If you're studying a higher-dimensional space, you need more data if you want to honestly account for the uncertainty in studying many estimates at once. If your estimators have some complicated intractable distribution, sample-size calculations may be sketchy and you want to err on the side of more data. If you want to characterize the space in more detail than just a single (multi-dimensional) point estimate, you need more data.

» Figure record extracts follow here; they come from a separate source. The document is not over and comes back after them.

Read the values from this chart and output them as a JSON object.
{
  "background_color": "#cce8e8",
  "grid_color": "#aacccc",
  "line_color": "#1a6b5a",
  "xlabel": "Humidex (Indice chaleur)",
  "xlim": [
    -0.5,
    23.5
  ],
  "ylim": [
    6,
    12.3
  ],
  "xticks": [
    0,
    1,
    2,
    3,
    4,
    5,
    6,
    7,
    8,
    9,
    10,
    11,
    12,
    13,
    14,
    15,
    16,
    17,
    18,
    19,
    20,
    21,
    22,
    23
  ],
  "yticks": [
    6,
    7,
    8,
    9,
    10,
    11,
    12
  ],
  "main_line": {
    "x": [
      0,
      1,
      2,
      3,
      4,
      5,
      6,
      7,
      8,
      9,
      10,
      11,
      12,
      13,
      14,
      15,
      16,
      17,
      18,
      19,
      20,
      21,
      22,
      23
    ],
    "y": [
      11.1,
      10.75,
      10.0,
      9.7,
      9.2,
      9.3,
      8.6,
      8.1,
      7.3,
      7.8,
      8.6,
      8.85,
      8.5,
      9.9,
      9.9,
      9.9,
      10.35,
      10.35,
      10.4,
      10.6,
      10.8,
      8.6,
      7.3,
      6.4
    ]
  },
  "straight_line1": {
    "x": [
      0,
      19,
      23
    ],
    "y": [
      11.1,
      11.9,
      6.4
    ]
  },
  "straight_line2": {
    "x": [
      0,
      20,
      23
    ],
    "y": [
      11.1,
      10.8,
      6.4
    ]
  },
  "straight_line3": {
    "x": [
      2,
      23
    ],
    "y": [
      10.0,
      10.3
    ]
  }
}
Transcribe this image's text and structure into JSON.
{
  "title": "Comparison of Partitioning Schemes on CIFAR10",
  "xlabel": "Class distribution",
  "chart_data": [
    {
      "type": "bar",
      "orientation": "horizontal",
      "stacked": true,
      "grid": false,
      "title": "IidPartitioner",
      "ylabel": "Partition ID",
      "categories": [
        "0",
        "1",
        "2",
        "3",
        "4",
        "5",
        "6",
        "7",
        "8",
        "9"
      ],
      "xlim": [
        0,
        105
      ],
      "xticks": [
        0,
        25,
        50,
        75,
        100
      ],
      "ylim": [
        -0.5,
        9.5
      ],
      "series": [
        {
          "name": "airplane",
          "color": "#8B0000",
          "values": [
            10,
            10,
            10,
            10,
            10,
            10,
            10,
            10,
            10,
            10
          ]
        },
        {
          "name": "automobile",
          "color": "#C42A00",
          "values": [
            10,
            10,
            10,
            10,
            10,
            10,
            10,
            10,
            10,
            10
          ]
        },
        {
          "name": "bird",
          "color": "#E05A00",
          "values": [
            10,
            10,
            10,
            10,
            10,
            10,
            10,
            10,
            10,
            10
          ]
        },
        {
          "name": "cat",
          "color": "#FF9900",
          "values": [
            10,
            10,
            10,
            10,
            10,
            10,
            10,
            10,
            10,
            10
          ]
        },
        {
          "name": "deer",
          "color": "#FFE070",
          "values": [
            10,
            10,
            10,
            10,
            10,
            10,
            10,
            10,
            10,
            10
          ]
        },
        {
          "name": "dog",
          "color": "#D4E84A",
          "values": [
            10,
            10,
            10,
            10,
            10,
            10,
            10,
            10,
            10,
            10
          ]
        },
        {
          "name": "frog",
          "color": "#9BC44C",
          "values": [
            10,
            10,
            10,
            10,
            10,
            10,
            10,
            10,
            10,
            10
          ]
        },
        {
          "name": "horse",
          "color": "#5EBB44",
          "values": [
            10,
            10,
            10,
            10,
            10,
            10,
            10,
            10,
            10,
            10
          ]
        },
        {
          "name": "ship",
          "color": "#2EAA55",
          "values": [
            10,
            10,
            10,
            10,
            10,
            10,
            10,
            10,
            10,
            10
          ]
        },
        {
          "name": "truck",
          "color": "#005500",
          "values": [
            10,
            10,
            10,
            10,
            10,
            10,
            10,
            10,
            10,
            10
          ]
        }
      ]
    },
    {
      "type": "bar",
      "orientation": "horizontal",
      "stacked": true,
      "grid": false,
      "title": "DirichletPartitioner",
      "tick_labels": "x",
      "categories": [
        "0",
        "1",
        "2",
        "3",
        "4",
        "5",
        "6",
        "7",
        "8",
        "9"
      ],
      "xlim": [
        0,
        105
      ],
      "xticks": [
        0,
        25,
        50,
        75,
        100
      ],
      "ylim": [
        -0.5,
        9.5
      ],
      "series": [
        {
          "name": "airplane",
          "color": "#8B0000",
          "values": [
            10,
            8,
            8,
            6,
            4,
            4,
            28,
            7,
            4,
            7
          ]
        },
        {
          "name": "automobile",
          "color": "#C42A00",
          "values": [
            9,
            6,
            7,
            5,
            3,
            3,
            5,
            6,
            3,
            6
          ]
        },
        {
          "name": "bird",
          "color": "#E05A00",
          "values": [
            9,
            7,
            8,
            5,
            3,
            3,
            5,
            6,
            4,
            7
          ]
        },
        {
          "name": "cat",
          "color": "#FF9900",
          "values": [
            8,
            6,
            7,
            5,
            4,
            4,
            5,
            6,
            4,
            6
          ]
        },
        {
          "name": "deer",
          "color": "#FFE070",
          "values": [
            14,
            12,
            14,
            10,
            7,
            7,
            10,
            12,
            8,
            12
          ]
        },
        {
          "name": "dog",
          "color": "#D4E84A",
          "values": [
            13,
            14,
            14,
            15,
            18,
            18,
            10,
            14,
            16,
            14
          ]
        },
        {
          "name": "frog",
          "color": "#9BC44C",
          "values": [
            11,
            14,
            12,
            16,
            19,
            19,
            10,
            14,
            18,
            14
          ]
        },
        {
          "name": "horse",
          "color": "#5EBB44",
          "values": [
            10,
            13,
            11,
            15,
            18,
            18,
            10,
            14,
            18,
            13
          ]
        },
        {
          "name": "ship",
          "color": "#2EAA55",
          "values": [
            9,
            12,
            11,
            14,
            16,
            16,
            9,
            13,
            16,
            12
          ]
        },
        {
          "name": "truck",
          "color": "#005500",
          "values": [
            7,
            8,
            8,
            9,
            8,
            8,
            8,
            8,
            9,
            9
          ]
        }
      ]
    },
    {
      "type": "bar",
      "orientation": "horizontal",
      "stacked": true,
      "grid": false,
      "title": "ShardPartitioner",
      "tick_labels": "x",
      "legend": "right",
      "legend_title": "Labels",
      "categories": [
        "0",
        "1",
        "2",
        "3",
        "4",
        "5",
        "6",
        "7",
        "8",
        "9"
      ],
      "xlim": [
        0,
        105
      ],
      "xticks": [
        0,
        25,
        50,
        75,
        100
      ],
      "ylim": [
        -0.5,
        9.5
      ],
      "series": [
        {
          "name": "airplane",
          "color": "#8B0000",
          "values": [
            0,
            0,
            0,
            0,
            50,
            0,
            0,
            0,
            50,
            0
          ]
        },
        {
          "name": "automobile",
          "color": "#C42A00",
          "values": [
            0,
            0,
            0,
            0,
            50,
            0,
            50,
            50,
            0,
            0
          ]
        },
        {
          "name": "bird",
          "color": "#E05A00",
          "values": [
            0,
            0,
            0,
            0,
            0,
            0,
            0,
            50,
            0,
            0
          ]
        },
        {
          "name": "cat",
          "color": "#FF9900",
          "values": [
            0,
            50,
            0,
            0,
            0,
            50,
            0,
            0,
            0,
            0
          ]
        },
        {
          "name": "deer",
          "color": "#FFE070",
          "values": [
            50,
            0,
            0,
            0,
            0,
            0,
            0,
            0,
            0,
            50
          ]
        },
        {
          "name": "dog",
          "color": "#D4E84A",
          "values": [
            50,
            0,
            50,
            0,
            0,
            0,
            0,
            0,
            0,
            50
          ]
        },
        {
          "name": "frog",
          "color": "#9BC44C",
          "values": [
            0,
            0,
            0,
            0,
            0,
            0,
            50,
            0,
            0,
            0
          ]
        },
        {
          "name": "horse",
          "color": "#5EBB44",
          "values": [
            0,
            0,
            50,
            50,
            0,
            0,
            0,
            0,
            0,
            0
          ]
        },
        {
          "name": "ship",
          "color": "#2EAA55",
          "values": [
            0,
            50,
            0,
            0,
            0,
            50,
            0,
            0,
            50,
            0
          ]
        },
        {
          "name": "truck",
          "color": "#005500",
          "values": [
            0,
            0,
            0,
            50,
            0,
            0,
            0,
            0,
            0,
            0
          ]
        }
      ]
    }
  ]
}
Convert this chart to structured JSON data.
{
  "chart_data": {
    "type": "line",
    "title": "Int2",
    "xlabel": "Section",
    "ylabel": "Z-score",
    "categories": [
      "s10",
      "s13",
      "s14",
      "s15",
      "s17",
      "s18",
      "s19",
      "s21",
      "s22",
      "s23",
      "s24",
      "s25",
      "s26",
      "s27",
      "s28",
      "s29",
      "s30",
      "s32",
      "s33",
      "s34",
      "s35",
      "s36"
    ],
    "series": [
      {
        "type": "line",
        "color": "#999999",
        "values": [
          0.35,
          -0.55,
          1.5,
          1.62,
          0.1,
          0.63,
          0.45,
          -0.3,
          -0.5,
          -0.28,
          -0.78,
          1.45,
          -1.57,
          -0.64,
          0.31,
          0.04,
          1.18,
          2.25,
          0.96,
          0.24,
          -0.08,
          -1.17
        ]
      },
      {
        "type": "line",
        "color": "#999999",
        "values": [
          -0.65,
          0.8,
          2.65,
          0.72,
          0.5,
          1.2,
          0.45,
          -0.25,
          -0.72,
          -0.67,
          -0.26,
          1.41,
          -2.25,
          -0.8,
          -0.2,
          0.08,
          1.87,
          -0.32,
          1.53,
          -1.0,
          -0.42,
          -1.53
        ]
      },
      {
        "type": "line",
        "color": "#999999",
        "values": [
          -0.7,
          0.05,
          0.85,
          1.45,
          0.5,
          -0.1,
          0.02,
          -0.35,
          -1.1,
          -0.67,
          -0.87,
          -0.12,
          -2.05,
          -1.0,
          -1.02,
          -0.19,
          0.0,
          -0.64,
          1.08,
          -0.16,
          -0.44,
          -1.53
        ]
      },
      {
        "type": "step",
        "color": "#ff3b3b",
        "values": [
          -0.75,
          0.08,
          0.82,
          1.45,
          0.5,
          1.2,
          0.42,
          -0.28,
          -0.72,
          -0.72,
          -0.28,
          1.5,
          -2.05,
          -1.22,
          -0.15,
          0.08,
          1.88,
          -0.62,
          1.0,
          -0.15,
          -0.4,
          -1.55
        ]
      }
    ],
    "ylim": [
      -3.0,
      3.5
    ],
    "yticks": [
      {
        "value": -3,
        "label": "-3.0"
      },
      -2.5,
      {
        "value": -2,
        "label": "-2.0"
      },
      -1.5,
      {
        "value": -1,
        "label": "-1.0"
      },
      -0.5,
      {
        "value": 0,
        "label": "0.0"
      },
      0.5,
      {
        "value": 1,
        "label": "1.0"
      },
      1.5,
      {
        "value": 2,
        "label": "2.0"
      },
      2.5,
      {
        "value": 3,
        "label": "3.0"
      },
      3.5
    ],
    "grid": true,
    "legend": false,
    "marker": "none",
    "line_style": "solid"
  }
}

In fact... this is true of surveys as well. There are plenty of much larger surveys, such as the ones that are run by national statistical offices (such as the US Census Bureau). Some ask simple binary questions where the above sample-size calculator works, but they want bigger samples in order to account for asking many such questions. Other questions are quantitative measurements and might need a different approach to estimate the sample size. They also often need bigger sample sizes in order to get precise sub-group estimates (think small geographic regions or small demographic groups). So just a few hundred responses is not always enough. For instance, the American Community Survey collects roughly 3 million responses each year.